With the Citizens United ruling one year ago, Chief Justice Roberts and the Koch Brothers’ allies on the Supreme Court made an already lousy US campaign finance system much worse. In the 2010 midterms, we saw the floodgates open to unlimited corporate funding of candidates, and the facts on issues—as well as the voices of ordinary Americans—were often drowned out by record-breaking covert and corporate money. Bill Moyers got it right when he said this Big special interest money “is a dagger directed at the heart of our democracy.”
Now we’re seeing conservatives use the Supremes’ decision to challenge strong public campaign financing laws in Arizona and Connecticut. Also, the wholesale changes in governorships and legislatures may well bring attacks on good clean election laws in North Carolina, Maine, Wisconsin and New Mexico.

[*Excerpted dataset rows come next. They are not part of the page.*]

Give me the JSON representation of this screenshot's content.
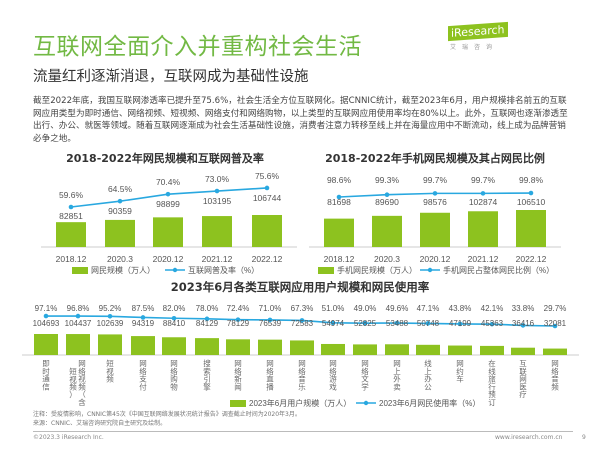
{
  "header": {
    "title": "互联网全面介入并重构社会生活",
    "subtitle": "流量红利逐渐消退，互联网成为基础性设施",
    "logo_text": "iResearch",
    "logo_sub": "艾瑞咨询"
  },
  "paragraph": "截至2022年底，我国互联网渗透率已提升至75.6%，社会生活全方位互联网化。据CNNIC统计，截至2023年6月，用户规模排名前五的互联网应用类型为即时通信、网络视频、短视频、网络支付和网络购物，以上类型的互联网应用使用率均在80%以上。此外，互联网也逐渐渗透至出行、办公、就医等领域。随着互联网逐渐成为社会生活基础性设施，消费者注意力转移至线上并在海量应用中不断流动，线上成为品牌营销必争之地。",
  "colors": {
    "bar": "#8dc21f",
    "line": "#29a8e0",
    "title": "#72b944"
  },
  "chart_data": [
    {
      "type": "bar+line",
      "title": "2018-2022年网民规模和互联网普及率",
      "categories": [
        "2018.12",
        "2020.3",
        "2020.12",
        "2021.12",
        "2022.12"
      ],
      "series": [
        {
          "name": "网民规模（万人）",
          "type": "bar",
          "values": [
            82851,
            90359,
            98899,
            103195,
            106744
          ]
        },
        {
          "name": "互联网普及率（%）",
          "type": "line",
          "values": [
            59.6,
            64.5,
            70.4,
            73.0,
            75.6
          ],
          "labels": [
            "59.6%",
            "64.5%",
            "70.4%",
            "73.0%",
            "75.6%"
          ]
        }
      ],
      "legend": "bottom"
    },
    {
      "type": "bar+line",
      "title": "2018-2022年手机网民规模及其占网民比例",
      "categories": [
        "2018.12",
        "2020.3",
        "2020.12",
        "2021.12",
        "2022.12"
      ],
      "series": [
        {
          "name": "手机网民规模（万人）",
          "type": "bar",
          "values": [
            81698,
            89690,
            98576,
            102874,
            106510
          ]
        },
        {
          "name": "手机网民占整体网民比例（%）",
          "type": "line",
          "values": [
            98.6,
            99.3,
            99.7,
            99.7,
            99.8
          ],
          "labels": [
            "98.6%",
            "99.3%",
            "99.7%",
            "99.7%",
            "99.8%"
          ]
        }
      ],
      "legend": "bottom"
    },
    {
      "type": "bar+line",
      "title": "2023年6月各类互联网应用用户规模和网民使用率",
      "categories": [
        "即时通信",
        "网络视频（含短视频）",
        "短视频",
        "网络支付",
        "网络购物",
        "搜索引擎",
        "网络新闻",
        "网络直播",
        "网络音乐",
        "网络游戏",
        "网络文学",
        "网上外卖",
        "线上办公",
        "网约车",
        "在线旅行预订",
        "互联网医疗",
        "网络音频"
      ],
      "series": [
        {
          "name": "2023年6月用户规模（万人）",
          "type": "bar",
          "values": [
            104693,
            104437,
            102639,
            94319,
            88410,
            84129,
            78129,
            76539,
            72583,
            54974,
            52825,
            53488,
            50748,
            47199,
            45363,
            36416,
            32081
          ]
        },
        {
          "name": "2023年6月网民使用率（%）",
          "type": "line",
          "values": [
            97.1,
            96.8,
            95.2,
            87.5,
            82.0,
            78.0,
            72.4,
            71.0,
            67.3,
            51.0,
            49.0,
            49.6,
            47.1,
            43.8,
            42.1,
            33.8,
            29.7
          ],
          "labels": [
            "97.1%",
            "96.8%",
            "95.2%",
            "87.5%",
            "82.0%",
            "78.0%",
            "72.4%",
            "71.0%",
            "67.3%",
            "51.0%",
            "49.0%",
            "49.6%",
            "47.1%",
            "43.8%",
            "42.1%",
            "33.8%",
            "29.7%"
          ]
        }
      ],
      "legend": "bottom"
    }
  ],
  "notes": {
    "note": "注释：受疫情影响，CNNIC第45次《中国互联网络发展状况统计报告》调查截止时间为2020年3月。",
    "source": "来源：CNNIC、艾瑞咨询研究院自主研究及绘制。"
  },
  "footer": {
    "copyright": "©2023.3 iResearch Inc.",
    "url": "www.iresearch.com.cn",
    "page": "9"
  }
}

“Between the conservative legal attack and the forces of big money attack, there are a lot of defensive battles going on,” said Nicholas Nyhart, president and CEO of Public Campaign.

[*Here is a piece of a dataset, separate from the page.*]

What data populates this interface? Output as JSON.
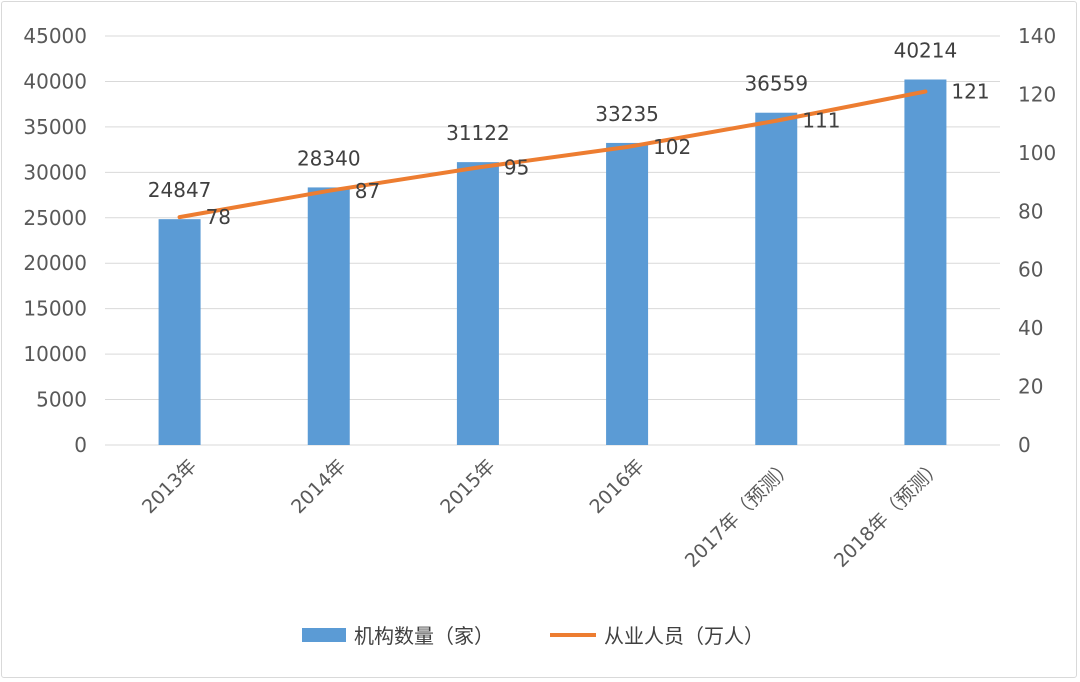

This dramatic assault on American democracy makes the positive signals on campaign finance reform coming out of New York State all the more striking. In his State of the State address, newly elected Governor Andrew Cuomo said plainly, “We need public financing of campaigns. We must once again become the progressive capitol of the nation.” The Governor also included public finance as part of an “ethics package” in the official agenda his Administration is pursuing.
For Governor Cuomo, this is a moment when he can clearly establish his reform credentials with activists and elected officials nationwide.
“It’s very significant that Governor Cuomo has laid this out,” said Nyhart. “Because it’s a direction he’s been supportive of and the question was—once he was no longer a candidate—would he still be supporting it as Governor? Also, when it’s clear that this is something on the Governor’s agenda, it makes it much easier to get people engaged and build a formidable campaign.”
Marc Caplan, program officer of the Piper Fund—the primary funder of state-level campaign finance reform work in the country—agreed. “This is a tremendous opportunity,” he said. “New York by far would be the biggest plum to date of any state that’s enacted public financing and would be a great boost in states around the country and nationally.”